The Omni Channel Imperative

Here’s one of the best articles I have read detailing the need for traditional retailers to evolve to an omni channel retailing future.  This quote:

“Yet the historical vagaries of how companies have applied technology to the customer relationship has meant that solutions have long been channel-centric, instead of customer-centric. While the majority of companies certainly do have modern call centers, social media marketing plans, e-mail campaigns, a mobile app strategy, an SEO policy, and so on, they are frequently unsynchronized and siloed.”

summarizes quite nicely the issues most traditional retailers face as well the solution which is better integration between sales channels so that they complement one another in more effectively serving their customers.

Amazon is more than content to use retailers struggles here to continue to develop and hone its advantage.  And Amazon’s move to same day delivery amps up the pressure on all retailers.  eBay is also moving aggressively as well.  Amazon and eBay both are effectively flipping the bird to all traditional retailers and daring them to keep up.  And neither has any plans to slow their pace.

While Walmart, Best BuyTarget and others are finally starting to shows signs of life, is it too little too late?  Who, if anyone, can slow Amazon’s and eBay’s march towards retail domination?  And can a traditional retailer(s) stand up to them, and if so, who?  While its still early in the game, online sales are still only ~5.5% of all retail sales, traditional retailers need to stop ceding ground here and start more effectively managing cross channel interactions with their customers.

3 thoughts on “The Omni Channel Imperative

  1. Christopher S. Rollyson [csrollyson]

    @Bill, I like what you’re doing here. I am just launching the Ecommerce Competency Center within the Chief Digital Office, and I’ve been doing a lot of due diligence though which I found omnichannelretailing.com.

    You seem to be saying that “traditional” retail (offline) is in deep trouble. Since you’re more of a retail guru than I, can you expand on that idea? In my experience as a management consultant with disruptive tech, use cases are key because adoption is always uneven. Therefore, the question I have is, “In what product categories do offline retail have the advantage?” My general observation is that non-standardized products like apparel, non-packaged food, unique styled items, etc. come to mind because customers like to “touch” them before buying.

    In case you haven’t seen it, IBM IBV’s paper on omni-channel adoption was so good I wrote a long riff on it. See: http://tinyurl.com/retailtfibm

    Reply
    1. Bill Davis Post author

      My perspective is traditional brick and mortar retailing is being heavily challenged by the emergence of eCommerce, in 15+ years ~5.5% of retail sales in the US have migrated online, this is exponential, not linear, growth and the signs point to this accelerating. There aren’t any traditional brick and mortar retailers who can keep up with Amazon and eBay online and they won’t slow down until someone forces them to.
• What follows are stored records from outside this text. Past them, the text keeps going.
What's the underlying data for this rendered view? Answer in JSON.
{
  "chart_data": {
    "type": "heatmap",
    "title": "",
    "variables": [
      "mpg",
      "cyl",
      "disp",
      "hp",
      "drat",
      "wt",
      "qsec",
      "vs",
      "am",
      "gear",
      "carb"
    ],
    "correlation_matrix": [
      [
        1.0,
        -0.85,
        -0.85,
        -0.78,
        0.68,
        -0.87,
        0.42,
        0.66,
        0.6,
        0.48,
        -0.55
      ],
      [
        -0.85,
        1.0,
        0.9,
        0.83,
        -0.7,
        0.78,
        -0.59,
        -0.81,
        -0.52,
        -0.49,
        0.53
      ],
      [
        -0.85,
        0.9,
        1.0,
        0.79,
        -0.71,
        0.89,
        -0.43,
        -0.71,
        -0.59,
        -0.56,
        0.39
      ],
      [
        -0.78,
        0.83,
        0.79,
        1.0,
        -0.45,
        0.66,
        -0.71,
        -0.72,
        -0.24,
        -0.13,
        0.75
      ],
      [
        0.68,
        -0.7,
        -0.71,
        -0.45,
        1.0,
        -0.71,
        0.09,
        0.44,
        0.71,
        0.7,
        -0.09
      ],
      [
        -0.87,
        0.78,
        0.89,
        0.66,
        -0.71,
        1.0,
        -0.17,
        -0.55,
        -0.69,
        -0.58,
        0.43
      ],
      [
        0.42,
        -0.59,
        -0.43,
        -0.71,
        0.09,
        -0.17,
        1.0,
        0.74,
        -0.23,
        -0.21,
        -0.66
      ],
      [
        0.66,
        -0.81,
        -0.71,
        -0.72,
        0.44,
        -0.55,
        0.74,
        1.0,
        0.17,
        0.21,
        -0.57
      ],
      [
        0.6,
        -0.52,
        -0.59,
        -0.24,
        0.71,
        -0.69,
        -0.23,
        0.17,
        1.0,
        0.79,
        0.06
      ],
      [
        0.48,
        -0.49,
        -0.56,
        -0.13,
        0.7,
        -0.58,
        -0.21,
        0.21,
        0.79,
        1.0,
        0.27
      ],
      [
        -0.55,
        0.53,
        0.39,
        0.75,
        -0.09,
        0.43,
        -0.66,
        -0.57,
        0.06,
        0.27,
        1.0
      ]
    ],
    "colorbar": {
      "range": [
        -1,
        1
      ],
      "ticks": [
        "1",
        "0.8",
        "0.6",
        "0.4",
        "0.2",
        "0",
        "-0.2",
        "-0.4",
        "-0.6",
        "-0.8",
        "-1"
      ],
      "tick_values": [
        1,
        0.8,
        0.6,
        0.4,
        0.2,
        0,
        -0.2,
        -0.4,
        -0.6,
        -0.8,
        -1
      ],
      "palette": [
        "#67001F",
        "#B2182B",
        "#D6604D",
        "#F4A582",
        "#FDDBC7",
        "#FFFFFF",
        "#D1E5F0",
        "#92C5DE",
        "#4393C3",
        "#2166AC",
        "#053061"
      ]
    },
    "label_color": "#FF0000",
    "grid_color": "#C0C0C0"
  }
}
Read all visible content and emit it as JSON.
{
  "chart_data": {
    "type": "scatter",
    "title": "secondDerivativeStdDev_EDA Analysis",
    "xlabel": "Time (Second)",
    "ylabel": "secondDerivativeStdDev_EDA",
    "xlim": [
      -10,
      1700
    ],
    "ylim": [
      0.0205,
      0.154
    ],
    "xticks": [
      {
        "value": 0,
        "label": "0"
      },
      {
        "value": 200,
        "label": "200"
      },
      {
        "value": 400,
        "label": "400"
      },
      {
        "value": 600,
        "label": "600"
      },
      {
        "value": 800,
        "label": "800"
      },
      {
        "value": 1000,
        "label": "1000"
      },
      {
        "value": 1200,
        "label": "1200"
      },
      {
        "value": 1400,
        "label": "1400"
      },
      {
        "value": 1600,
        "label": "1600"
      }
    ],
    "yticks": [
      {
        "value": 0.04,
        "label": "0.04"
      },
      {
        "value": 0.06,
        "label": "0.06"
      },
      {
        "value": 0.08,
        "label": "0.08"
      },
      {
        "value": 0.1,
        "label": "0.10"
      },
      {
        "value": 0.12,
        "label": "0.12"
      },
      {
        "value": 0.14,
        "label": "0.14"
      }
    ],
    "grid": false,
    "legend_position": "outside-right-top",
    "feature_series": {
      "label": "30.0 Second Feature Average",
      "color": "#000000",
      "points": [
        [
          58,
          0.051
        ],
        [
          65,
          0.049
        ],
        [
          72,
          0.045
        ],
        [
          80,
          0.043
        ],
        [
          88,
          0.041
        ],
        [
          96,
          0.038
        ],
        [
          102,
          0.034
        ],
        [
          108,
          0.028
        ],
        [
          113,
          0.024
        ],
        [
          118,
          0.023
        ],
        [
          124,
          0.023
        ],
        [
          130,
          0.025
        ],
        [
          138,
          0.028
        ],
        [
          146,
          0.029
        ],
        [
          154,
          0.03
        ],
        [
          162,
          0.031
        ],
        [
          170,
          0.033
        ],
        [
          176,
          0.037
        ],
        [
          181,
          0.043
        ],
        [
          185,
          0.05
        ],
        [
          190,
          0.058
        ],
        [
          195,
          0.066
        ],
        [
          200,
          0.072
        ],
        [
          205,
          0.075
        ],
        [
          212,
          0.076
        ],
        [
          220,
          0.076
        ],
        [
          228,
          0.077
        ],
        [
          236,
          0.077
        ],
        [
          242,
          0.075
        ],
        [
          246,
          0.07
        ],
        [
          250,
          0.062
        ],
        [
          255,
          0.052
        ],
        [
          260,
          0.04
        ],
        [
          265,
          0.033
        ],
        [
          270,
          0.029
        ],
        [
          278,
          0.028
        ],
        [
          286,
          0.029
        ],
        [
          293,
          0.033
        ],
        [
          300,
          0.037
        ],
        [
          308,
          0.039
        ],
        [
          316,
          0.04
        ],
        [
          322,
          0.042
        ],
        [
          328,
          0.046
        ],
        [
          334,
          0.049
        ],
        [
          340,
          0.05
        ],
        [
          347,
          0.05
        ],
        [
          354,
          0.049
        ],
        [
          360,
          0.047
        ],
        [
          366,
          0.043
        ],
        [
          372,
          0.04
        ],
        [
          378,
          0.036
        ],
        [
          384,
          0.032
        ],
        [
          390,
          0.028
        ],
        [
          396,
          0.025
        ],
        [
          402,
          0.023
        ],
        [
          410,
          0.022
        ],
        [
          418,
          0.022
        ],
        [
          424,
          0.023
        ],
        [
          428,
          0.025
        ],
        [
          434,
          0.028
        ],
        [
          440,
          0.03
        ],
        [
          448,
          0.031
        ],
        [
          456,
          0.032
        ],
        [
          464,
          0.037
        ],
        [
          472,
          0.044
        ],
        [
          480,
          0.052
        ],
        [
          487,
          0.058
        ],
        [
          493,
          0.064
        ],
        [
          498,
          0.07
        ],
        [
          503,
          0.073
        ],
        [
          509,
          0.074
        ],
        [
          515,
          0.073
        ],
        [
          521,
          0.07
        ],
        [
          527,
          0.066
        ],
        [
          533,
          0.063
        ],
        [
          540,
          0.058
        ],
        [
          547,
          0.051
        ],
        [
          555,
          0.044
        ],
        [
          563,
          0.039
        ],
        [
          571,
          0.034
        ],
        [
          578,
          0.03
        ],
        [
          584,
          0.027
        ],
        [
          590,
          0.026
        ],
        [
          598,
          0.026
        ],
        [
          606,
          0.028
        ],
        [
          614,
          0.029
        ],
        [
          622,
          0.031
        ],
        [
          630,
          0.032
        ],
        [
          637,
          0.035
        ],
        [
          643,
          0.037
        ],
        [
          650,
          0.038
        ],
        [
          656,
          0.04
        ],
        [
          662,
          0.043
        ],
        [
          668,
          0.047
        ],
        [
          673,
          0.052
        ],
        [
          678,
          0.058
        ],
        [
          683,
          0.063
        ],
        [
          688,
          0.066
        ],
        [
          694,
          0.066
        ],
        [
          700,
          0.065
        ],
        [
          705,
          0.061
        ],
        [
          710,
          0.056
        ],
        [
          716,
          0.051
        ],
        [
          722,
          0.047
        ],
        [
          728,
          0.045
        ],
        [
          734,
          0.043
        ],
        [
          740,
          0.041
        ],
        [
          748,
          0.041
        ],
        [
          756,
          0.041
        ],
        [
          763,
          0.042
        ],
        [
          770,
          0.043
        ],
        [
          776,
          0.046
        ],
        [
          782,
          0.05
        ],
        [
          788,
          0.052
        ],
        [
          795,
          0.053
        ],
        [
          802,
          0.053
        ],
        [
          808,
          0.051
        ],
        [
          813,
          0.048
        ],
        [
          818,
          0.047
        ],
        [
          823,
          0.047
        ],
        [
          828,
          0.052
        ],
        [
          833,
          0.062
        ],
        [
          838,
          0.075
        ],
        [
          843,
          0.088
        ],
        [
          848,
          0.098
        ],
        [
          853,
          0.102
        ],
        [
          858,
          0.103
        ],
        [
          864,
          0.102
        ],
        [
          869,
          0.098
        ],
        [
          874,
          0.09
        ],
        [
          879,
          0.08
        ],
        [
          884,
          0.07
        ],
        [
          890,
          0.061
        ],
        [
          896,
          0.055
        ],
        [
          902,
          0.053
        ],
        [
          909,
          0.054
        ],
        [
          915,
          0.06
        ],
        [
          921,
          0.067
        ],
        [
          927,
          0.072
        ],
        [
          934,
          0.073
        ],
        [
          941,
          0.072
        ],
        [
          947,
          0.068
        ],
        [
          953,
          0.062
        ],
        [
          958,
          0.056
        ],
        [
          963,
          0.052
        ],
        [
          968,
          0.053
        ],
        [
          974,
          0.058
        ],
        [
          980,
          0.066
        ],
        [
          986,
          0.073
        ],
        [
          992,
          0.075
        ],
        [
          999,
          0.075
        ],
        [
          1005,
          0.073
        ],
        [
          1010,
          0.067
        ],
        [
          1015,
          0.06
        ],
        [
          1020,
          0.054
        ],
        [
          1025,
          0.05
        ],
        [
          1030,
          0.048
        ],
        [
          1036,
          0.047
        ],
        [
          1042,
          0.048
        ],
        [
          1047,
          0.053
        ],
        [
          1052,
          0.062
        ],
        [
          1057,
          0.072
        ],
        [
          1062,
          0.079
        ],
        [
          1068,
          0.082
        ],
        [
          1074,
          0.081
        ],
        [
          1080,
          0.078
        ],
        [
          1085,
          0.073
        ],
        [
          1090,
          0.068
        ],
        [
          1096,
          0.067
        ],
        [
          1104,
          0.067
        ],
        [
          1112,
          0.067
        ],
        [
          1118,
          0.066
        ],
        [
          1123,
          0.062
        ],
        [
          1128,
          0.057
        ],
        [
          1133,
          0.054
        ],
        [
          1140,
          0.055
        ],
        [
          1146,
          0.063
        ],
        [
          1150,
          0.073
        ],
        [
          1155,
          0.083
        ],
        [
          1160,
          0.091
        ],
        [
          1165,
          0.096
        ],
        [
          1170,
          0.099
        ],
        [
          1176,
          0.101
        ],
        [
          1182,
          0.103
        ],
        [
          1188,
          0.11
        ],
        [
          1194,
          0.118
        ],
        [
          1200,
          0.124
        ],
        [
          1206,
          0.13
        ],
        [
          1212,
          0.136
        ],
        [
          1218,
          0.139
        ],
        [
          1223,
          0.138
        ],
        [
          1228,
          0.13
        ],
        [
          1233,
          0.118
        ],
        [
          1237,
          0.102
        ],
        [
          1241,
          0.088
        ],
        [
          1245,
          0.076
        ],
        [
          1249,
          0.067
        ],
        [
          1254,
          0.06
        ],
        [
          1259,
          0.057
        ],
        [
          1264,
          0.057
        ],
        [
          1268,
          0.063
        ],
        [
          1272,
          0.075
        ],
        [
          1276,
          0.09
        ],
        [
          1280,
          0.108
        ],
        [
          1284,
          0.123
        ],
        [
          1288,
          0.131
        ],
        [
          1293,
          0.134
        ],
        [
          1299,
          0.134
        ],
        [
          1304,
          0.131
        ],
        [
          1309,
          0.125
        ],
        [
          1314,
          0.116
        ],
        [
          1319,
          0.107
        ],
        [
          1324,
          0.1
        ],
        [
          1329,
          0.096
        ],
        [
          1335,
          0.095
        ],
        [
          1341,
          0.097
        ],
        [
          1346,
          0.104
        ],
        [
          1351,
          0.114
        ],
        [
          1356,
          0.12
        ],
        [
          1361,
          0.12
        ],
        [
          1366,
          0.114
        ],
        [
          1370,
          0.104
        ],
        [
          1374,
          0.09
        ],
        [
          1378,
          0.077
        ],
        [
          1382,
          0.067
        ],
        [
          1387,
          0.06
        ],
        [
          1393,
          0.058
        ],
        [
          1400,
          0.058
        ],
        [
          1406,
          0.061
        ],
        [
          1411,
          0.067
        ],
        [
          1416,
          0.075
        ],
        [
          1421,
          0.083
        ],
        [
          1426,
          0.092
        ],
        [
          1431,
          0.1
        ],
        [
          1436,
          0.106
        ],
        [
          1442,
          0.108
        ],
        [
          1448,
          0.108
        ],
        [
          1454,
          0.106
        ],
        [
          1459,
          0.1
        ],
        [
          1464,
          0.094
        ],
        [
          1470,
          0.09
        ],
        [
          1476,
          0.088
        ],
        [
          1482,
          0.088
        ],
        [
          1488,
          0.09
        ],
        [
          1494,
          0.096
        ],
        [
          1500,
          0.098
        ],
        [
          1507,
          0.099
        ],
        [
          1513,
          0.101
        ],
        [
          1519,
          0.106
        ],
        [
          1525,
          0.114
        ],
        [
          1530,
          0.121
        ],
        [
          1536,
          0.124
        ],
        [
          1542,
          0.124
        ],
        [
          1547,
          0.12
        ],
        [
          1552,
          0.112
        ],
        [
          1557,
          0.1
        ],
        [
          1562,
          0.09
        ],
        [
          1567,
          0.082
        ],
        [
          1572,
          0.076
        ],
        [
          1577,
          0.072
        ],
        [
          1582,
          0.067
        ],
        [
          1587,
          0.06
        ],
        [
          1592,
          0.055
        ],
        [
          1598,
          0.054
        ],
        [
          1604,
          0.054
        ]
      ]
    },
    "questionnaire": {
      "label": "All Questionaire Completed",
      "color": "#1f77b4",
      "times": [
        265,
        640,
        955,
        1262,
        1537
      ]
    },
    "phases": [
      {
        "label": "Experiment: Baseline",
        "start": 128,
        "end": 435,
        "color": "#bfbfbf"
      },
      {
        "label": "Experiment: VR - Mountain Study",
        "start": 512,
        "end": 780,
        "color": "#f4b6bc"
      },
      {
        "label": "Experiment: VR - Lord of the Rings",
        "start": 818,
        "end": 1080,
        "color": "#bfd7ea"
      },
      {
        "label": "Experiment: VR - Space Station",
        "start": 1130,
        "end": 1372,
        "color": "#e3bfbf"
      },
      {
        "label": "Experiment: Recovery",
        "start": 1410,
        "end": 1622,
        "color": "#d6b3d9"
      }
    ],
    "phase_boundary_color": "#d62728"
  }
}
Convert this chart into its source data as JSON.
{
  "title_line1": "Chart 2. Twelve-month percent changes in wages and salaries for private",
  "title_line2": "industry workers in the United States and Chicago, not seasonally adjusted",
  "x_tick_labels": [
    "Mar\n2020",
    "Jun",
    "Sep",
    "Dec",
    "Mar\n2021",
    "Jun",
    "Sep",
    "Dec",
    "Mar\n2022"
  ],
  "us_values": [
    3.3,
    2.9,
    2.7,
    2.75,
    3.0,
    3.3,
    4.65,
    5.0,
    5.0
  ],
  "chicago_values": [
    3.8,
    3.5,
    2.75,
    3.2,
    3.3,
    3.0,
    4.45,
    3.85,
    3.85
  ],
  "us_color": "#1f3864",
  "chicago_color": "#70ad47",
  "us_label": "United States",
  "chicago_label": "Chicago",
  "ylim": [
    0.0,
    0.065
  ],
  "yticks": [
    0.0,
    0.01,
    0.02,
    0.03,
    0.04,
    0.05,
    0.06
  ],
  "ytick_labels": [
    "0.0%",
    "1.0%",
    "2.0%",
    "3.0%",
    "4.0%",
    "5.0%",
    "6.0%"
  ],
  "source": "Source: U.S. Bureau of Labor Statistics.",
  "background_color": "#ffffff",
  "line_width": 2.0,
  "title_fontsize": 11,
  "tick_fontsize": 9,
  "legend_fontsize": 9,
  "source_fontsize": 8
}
And at least where I live, greater Seattle, there isn’t a shopping complex that I drive by that doesn’t have at least one empty storefront.

      The only suggestion I can make is for retailers to embrace omni channel retailing as they need to keep up with consumers’ demands/wants and as its early there is no one right/wrong way to manage this. Zappos, part of Amazon, and Warby Parker are blowing a hole in the myth that non standard products can’t be sold via the web and advances in technology are only going to improve that experience. And more traditional retailers like L.L. Bean and Nordstrom are showing that apparel sells just fine online. In fact, in 2010 L.L. Bean’s eCommerce sales exceeded its phone orders for the first time and they haven’t looked back since.

      Brick and mortar retailing isn’t going away, but it will continue to cede ground until the traditional brick and mortar retailers start to find ways to combat Amazon and eBay. Whereas shipping was a significant issue on large and odd sized items, Amazon has eliminated that with Amazon Prime. And Amazon is now targeting nationwide grocery delivery.

      While for the most part more traditional retailers have been embracing eCommerce for the last 10+ years, following the companies breaking new ground isn’t going to re-establish their leadership position. Omni channel retailing focuses on finding ways for companies sales channels to support and complement one another so all I am suggesting is that if retailers want to get out in front on the next chapter in retailing, embracing OCR is their best bet in my opinion.

      Thanks for sharing your post as its a useful and enlightening read.

      Reply
      1. Christopher S. Rollyson [csrollyson]

        Bill, thanks for clarifying your point of view. Although not a retail specialist, I have experience in various aspects of digital technology consulting since ’95 that corroborates your point of view. I’m working on a couple of visionary “retail” ideas that will post on http://rollyson.net/category/retail-entertainment. BTW, although you probably know them, I just encountered embodee.com, which aims to further break down the advantage that physical stores now have with “high touch” goods like apparel. I’ll predict that such technologies, combined with increasing portions of populations that are accustomed to “immersive” online experiences will kill retail faster than anyone thinks—unless it reimagines itself as entertainment or some other immersive experience.